Many of us were edgy and sat smoking and speculating a little, like starlets or cowpunchers before it was time to crush out the cigarettes or flick them away and do the next things that needed to be done.
Edgy, yes, we were—but also blithe to become nuns, just as Thomas More had been blithe to bare his neck and have his head neatly sliced off by the likes of the black-hooded executioner in A Man for All Seasons. Thomas was so chipper because he knew he was headed for God, would see God face-to-face. Robert Bolt has Thomas say—or maybe Thomas said it himself—that God "will not refuse one who is so blithe to go to him."
"…Most of the chapters in The Tulip and the Pope are short -- some less than a page -- and, as their titles suggest, they often read like prose poems on religion and its occasional absurdities: "Black Becomes Us," "Joan of Arc's Kneecaps," "Gregorian Chant and the Congo," "Pajama Legs."

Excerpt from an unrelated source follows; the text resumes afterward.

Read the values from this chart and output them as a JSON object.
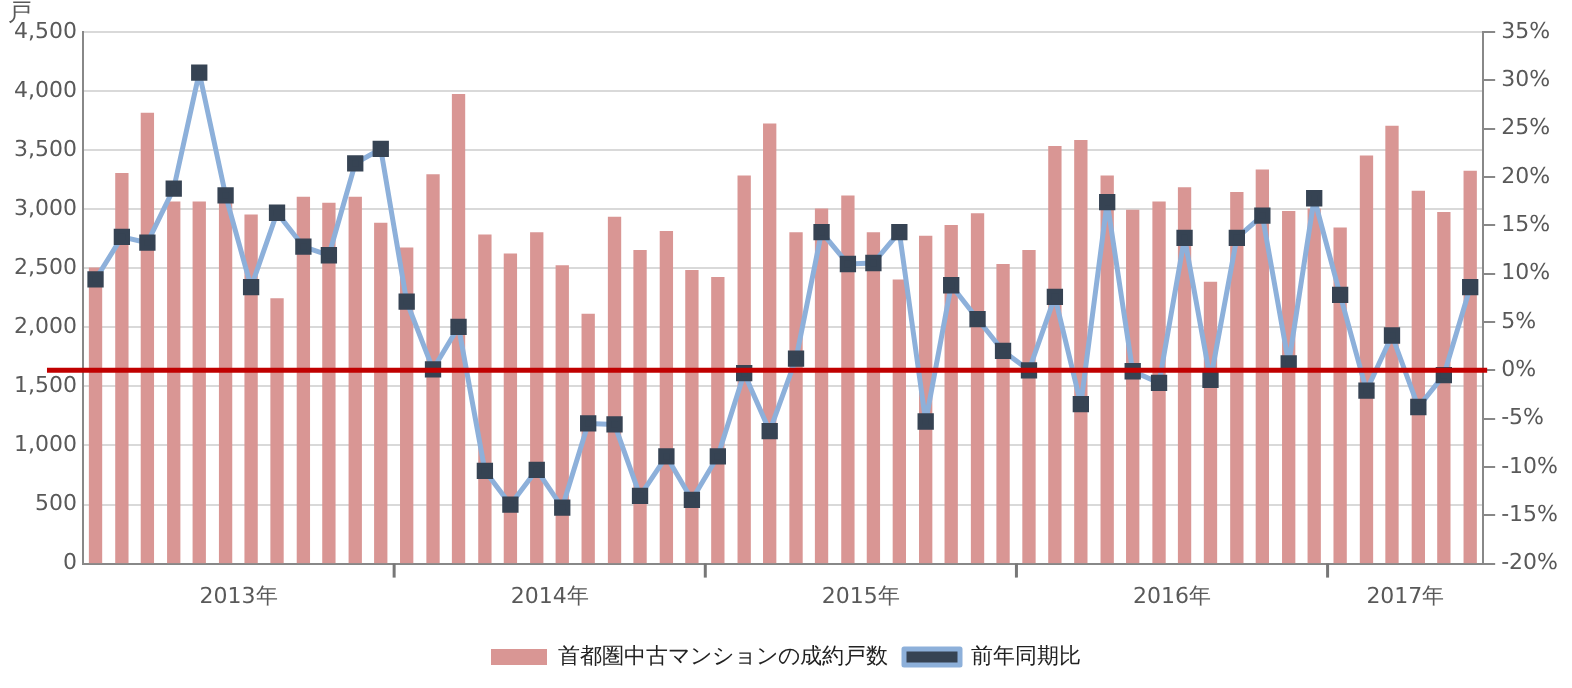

Larsen conjures up internal soliloquies -- the kind that must have been running in her head all the time she was in the convent -- so that readers are placed in the position of overhearing her dialogues between self and soul. Recalling the convent's ban on books, she says: "Surely you can do without your very own books for the rest of your life, can't you? You can do without the ones you fall asleep with, the ones that smell like a pulp mill or like mildew or the ones that smell like Belgian linen." Ultimately, Larsen couldn't do without those books; nor could she do without the "particular friendships" the convent forbade, nor cigarettes, nor colorful clothes, nor, in short, the wider world.

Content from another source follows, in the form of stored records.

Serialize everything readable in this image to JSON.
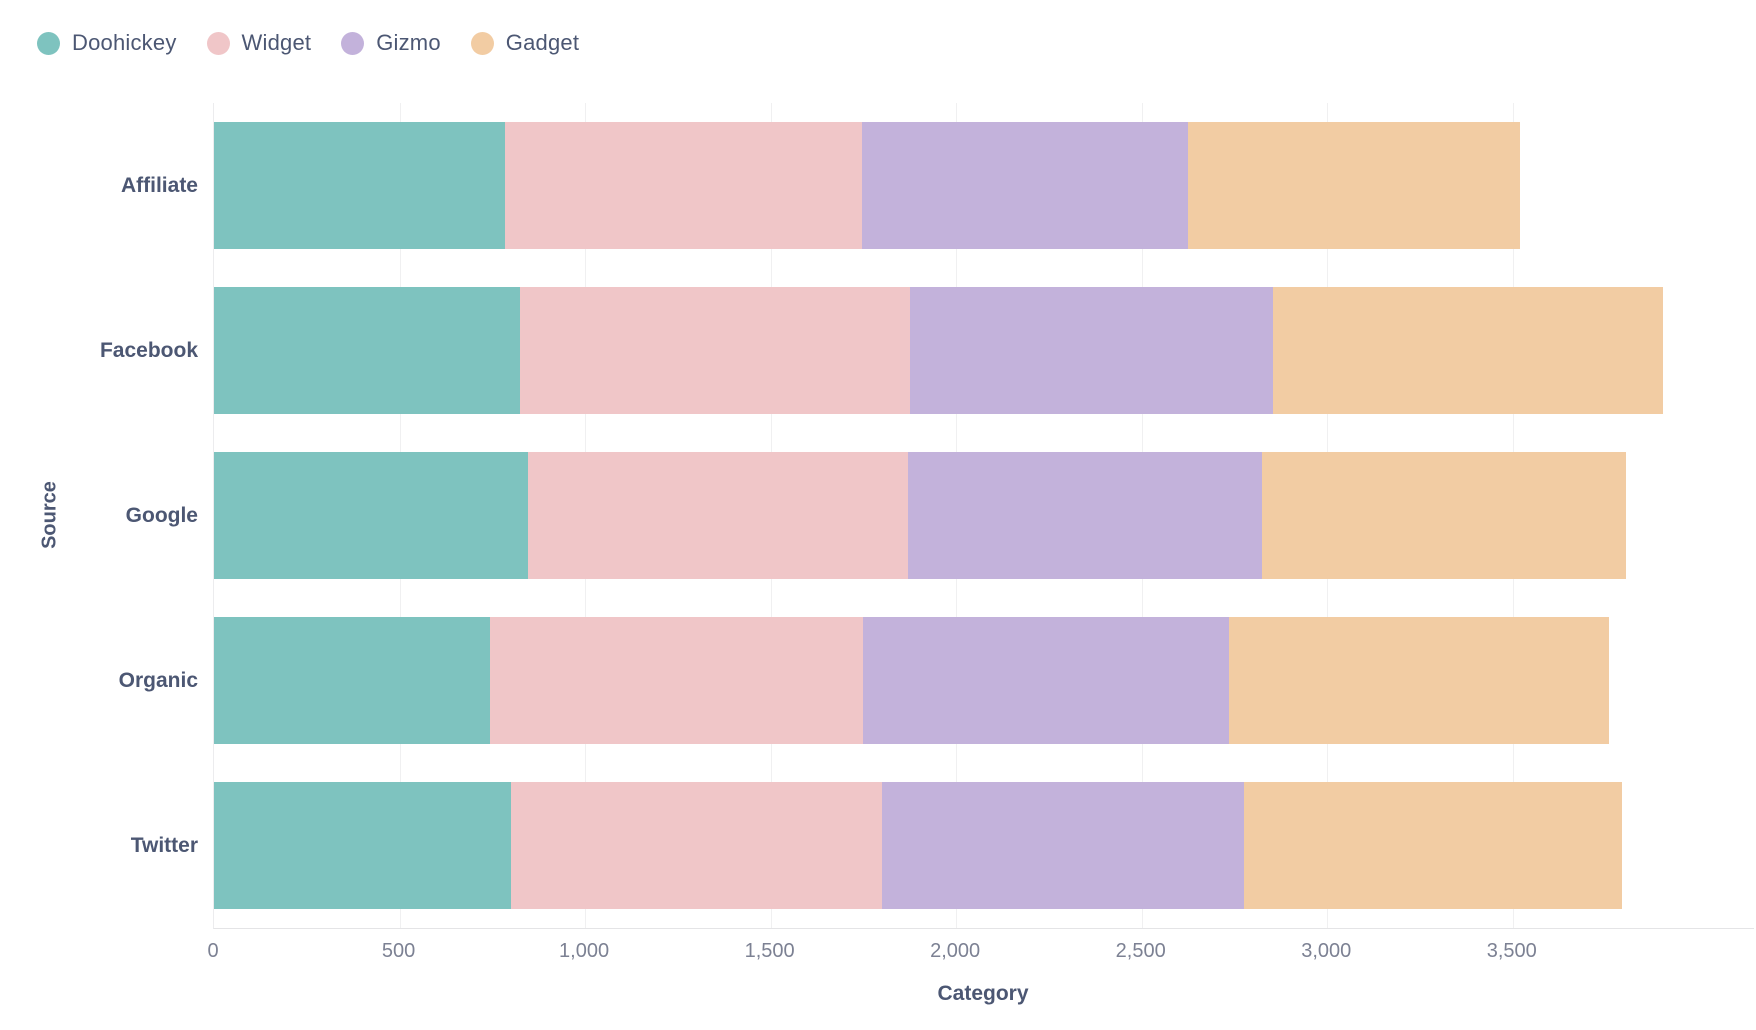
{
  "legend": {
    "items": [
      {
        "label": "Doohickey",
        "color": "#7EC3BF"
      },
      {
        "label": "Widget",
        "color": "#F0C6C8"
      },
      {
        "label": "Gizmo",
        "color": "#C3B2DB"
      },
      {
        "label": "Gadget",
        "color": "#F2CCA3"
      }
    ]
  },
  "axes": {
    "x": {
      "title": "Category",
      "tick_labels": [
        "0",
        "500",
        "1,000",
        "1,500",
        "2,000",
        "2,500",
        "3,000",
        "3,500"
      ],
      "tick_values": [
        0,
        500,
        1000,
        1500,
        2000,
        2500,
        3000,
        3500
      ]
    },
    "y": {
      "title": "Source"
    }
  },
  "chart_data": {
    "type": "bar",
    "orientation": "horizontal",
    "stacked": true,
    "title": "",
    "xlabel": "Category",
    "ylabel": "Source",
    "xlim": [
      0,
      4150
    ],
    "grid": true,
    "legend_position": "top-left",
    "categories": [
      "Affiliate",
      "Facebook",
      "Google",
      "Organic",
      "Twitter"
    ],
    "series": [
      {
        "name": "Doohickey",
        "color": "#7EC3BF",
        "values": [
          785,
          825,
          845,
          745,
          800
        ]
      },
      {
        "name": "Widget",
        "color": "#F0C6C8",
        "values": [
          960,
          1050,
          1025,
          1005,
          1000
        ]
      },
      {
        "name": "Gizmo",
        "color": "#C3B2DB",
        "values": [
          880,
          980,
          955,
          985,
          975
        ]
      },
      {
        "name": "Gadget",
        "color": "#F2CCA3",
        "values": [
          895,
          1050,
          980,
          1025,
          1020
        ]
      }
    ],
    "totals": [
      3520,
      3905,
      3805,
      3760,
      3795
    ]
  },
  "colors": {
    "text_dark": "#4C5773",
    "tick_text": "#7c8193",
    "gridline": "#f0f0f1",
    "axis_line": "#e4e4e6",
    "background": "#ffffff"
  }
}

Without disparaging or sentimentalizing the convent world that once was her life, Larsen conveys its drowsy power. Much like my old Catholic grammar school -- which, according to neighborhood gossip, just escaped being placed on the cardinal's recent list of "schools-to-be-closed" in this era of downsizing -- the convent is, for Larsen, an enduring site of longing and dismay."